This book discusses the fundamental theory of data science, including its methods, validity, and scope. The author introduces and addresses key concepts of data science as an inductive methodology, in an appropriate order, in order to guide scientists and researchers who may use data science in their work. The author starts the book by defining the term “inductivism” and then arguing against it.
The introductory chapter defines data science as “the scientific practice of extracting knowledge from data.” It includes ten theses on data science, with the first thesis presenting data science as “the application of machine learning methods.” Unfortunately, the author fails to explain to readers--especially those with less experience in data science and machine learning--what the machine learning methods are. The remaining nine theses introduce the key concepts of data science, for example, conventional statistics and causality.

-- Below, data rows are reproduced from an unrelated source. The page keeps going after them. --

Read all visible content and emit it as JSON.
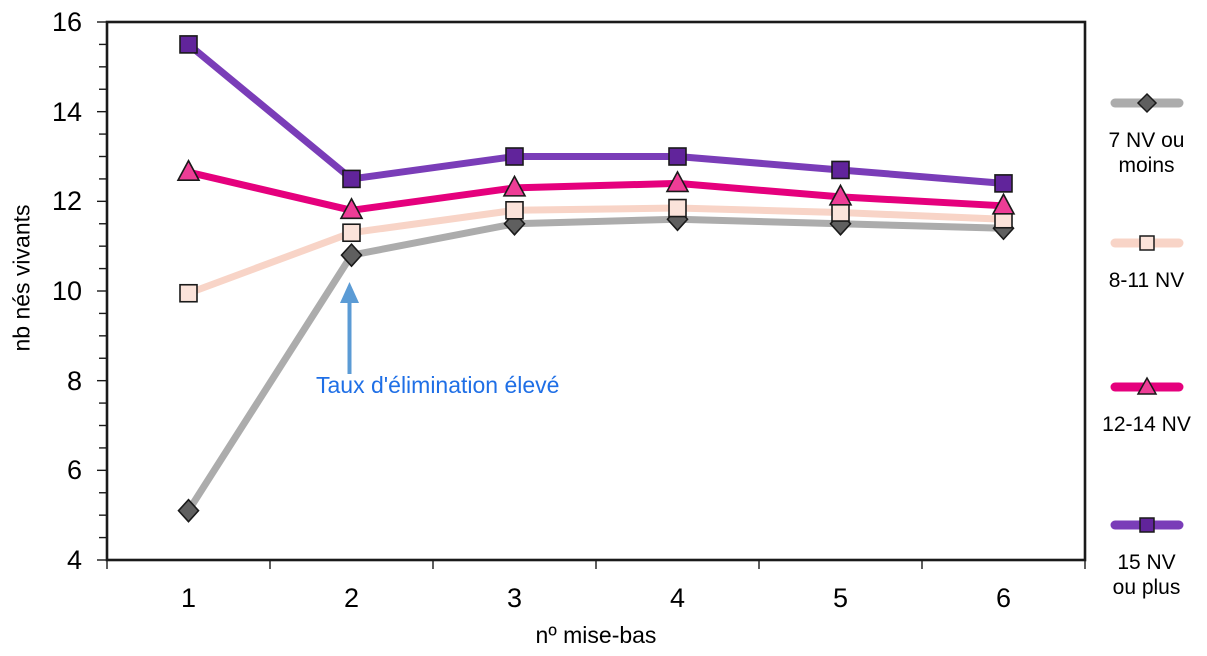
{
  "chart_data": {
    "type": "line",
    "title": "",
    "xlabel": "nº mise-bas",
    "ylabel": "nb nés vivants",
    "x": [
      1,
      2,
      3,
      4,
      5,
      6
    ],
    "x_tick_labels": [
      "1",
      "2",
      "3",
      "4",
      "5",
      "6"
    ],
    "ylim": [
      4,
      16
    ],
    "y_major_ticks": [
      4,
      6,
      8,
      10,
      12,
      14,
      16
    ],
    "y_minor_step": 0.5,
    "grid": false,
    "legend_position": "right",
    "axis_color": "#1a1a1a",
    "series": [
      {
        "name": "7 NV ou moins",
        "legend_label": "7 NV ou\nmoins",
        "marker": "diamond",
        "line_color": "#acacac",
        "marker_fill": "#5f5f5f",
        "marker_stroke": "#1a1a1a",
        "values": [
          5.1,
          10.8,
          11.5,
          11.6,
          11.5,
          11.4
        ]
      },
      {
        "name": "8-11 NV",
        "legend_label": "8-11 NV",
        "marker": "square",
        "line_color": "#f8d4c7",
        "marker_fill": "#fbe3da",
        "marker_stroke": "#1a1a1a",
        "values": [
          9.95,
          11.3,
          11.8,
          11.85,
          11.75,
          11.6
        ]
      },
      {
        "name": "12-14 NV",
        "legend_label": "12-14 NV",
        "marker": "triangle",
        "line_color": "#e5007d",
        "marker_fill": "#ee3d96",
        "marker_stroke": "#1a1a1a",
        "values": [
          12.65,
          11.8,
          12.3,
          12.4,
          12.1,
          11.9
        ]
      },
      {
        "name": "15 NV ou plus",
        "legend_label": "15 NV\nou plus",
        "marker": "square",
        "line_color": "#7a3db8",
        "marker_fill": "#61249b",
        "marker_stroke": "#1a1a1a",
        "values": [
          15.5,
          12.5,
          13.0,
          13.0,
          12.7,
          12.4
        ]
      }
    ],
    "annotation": {
      "text": "Taux d'élimination élevé",
      "color": "#1f6fe6",
      "arrow_color": "#5b9bd5",
      "arrow_x_category": 2,
      "arrow_tip_y_value": 10.2,
      "arrow_base_y_value": 8.15
    }
  }
}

The author further presents data science as an inductive framework. Data science is seen as an inductive approach, that is, it should start with facts and rely on inductive inferences (inductivism). He addresses “the recent emergence of inductivist paradigms” and then presents arguments against it--hypothetico-deductivism is discussed as a broad argument against inductivism. He further discusses “the distinction between theoretical and phenomenological science,” where knowledge in phenomenological science is causal and aims to predict and manipulate. Chapter 3 presents a successful case study of data science as machine learning, including many algorithms (for example, convolutional neural networks) where epistemological questions such as the interpretation of the hierarchy of layers in deep neural networks followed.
The history of variational induction is briefly introduced. The author points out that machine learning relies on variational induction, while “enumerative and eliminative induction may occasionally play a role” in machine learning. He points out the distinctions between these three induction classes, defines them, and provides classic examples for each term.

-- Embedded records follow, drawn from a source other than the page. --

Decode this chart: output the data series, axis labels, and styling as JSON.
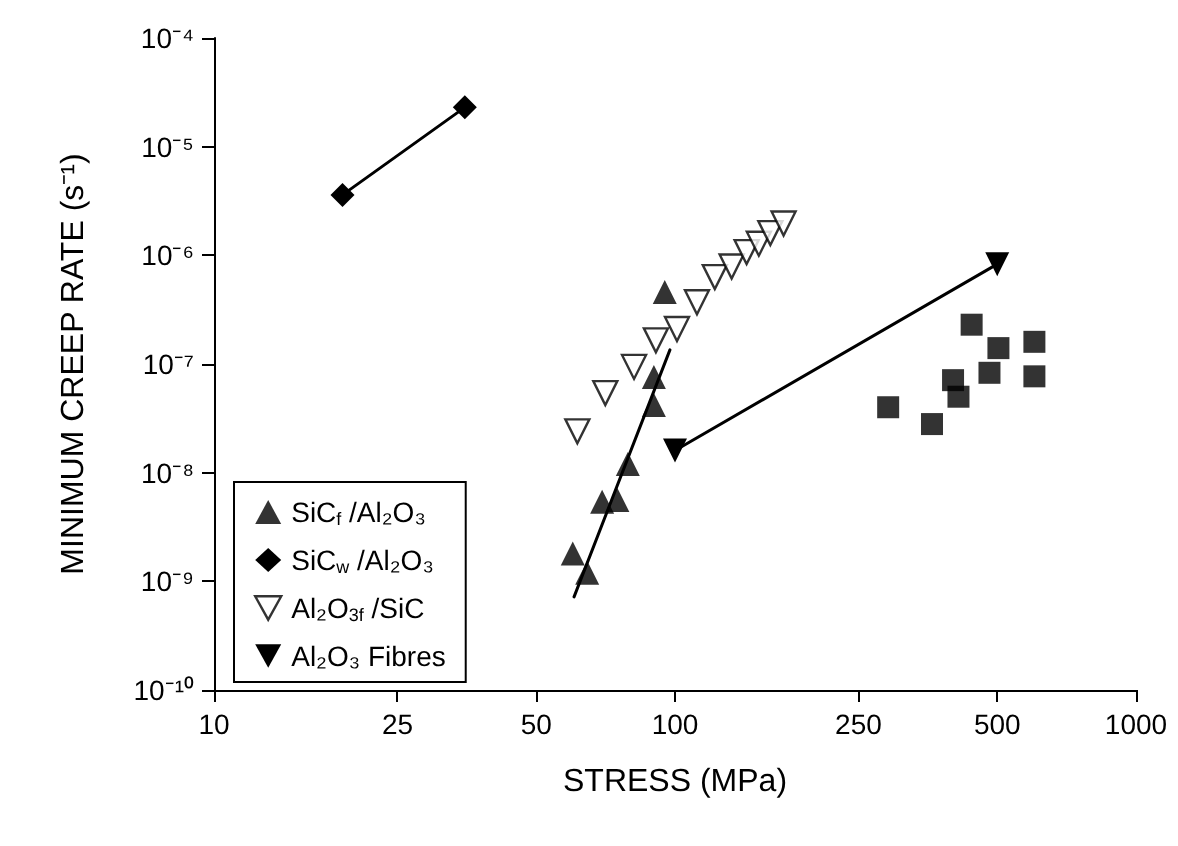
{
  "chart_data": {
    "type": "scatter",
    "xlabel": "STRESS (MPa)",
    "ylabel": "MINIMUM CREEP RATE (s⁻¹)",
    "log": "xy",
    "xlim": [
      10,
      1000
    ],
    "ylim": [
      1e-10,
      0.0001
    ],
    "xticks": [
      10,
      25,
      50,
      100,
      250,
      500,
      1000
    ],
    "yticks": [
      {
        "value": 1e-10,
        "label": "10⁻¹⁰"
      },
      {
        "value": 1e-09,
        "label": "10⁻⁹"
      },
      {
        "value": 1e-08,
        "label": "10⁻⁸"
      },
      {
        "value": 1e-07,
        "label": "10⁻⁷"
      },
      {
        "value": 1e-06,
        "label": "10⁻⁶"
      },
      {
        "value": 1e-05,
        "label": "10⁻⁵"
      },
      {
        "value": 0.0001,
        "label": "10⁻⁴"
      }
    ],
    "grid": false,
    "legend": "bottom left",
    "series": [
      {
        "name": "SiC$_{f}$ /Al₂O₃",
        "marker": "triangle",
        "color": "#000000",
        "x": [
          95,
          90,
          90,
          79,
          75,
          69.5,
          60,
          64.5
        ],
        "values": [
          4.6e-07,
          7.6e-08,
          4.2e-08,
          1.2e-08,
          5.6e-09,
          5.4e-09,
          1.8e-09,
          1.2e-09
        ]
      },
      {
        "type": "line",
        "marker": "none",
        "color": "#000000",
        "x": [
          60.4,
          97.5
        ],
        "values": [
          7.2e-10,
          1.35e-07
        ]
      },
      {
        "name": "SiC$_{w}$ /Al₂O₃",
        "type": "line",
        "marker": "diamond",
        "color": "#000000",
        "x": [
          19,
          35
        ],
        "values": [
          3.6e-06,
          2.3e-05
        ]
      },
      {
        "marker": "square",
        "color": "#000000",
        "x": [
          290,
          361,
          401,
          412,
          440,
          481,
          503,
          602,
          602
        ],
        "values": [
          4e-08,
          2.8e-08,
          7.1e-08,
          5e-08,
          2.3e-07,
          8.3e-08,
          1.4e-07,
          1.6e-07,
          7.7e-08
        ]
      },
      {
        "name": "Al₂O$_{3f}$ /SiC",
        "marker": "triangle-down-open",
        "color": "#000000",
        "x": [
          61.4,
          70.6,
          81.5,
          90.9,
          101,
          111.6,
          122,
          132.7,
          143,
          152,
          161,
          172
        ],
        "values": [
          2.4e-08,
          5.4e-08,
          9.4e-08,
          1.65e-07,
          2.1e-07,
          3.7e-07,
          6.3e-07,
          7.9e-07,
          1.07e-06,
          1.28e-06,
          1.6e-06,
          1.96e-06
        ]
      },
      {
        "name": "Al₂O₃ Fibres",
        "type": "line",
        "marker": "triangle-down",
        "color": "#000000",
        "x": [
          100,
          500
        ],
        "values": [
          1.6e-08,
          8.3e-07
        ]
      }
    ]
  }
}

The book is divided into nine chapters and is well structured. Readers are taken on a journey where they will discover step-by-step methodologies for data-driven research. Judiciously, each key concept of data science is concisely defined, and examples and the when, why, and how to use them are provided. The reader will gain a broad knowledge of the key concepts and evidence by reading chapters 5 to 9.
This book provides good support for computer scientists and data scientists, and I fully recommend it. It provides readers with both an epistemological perspective and a conceptual framework for data analysis.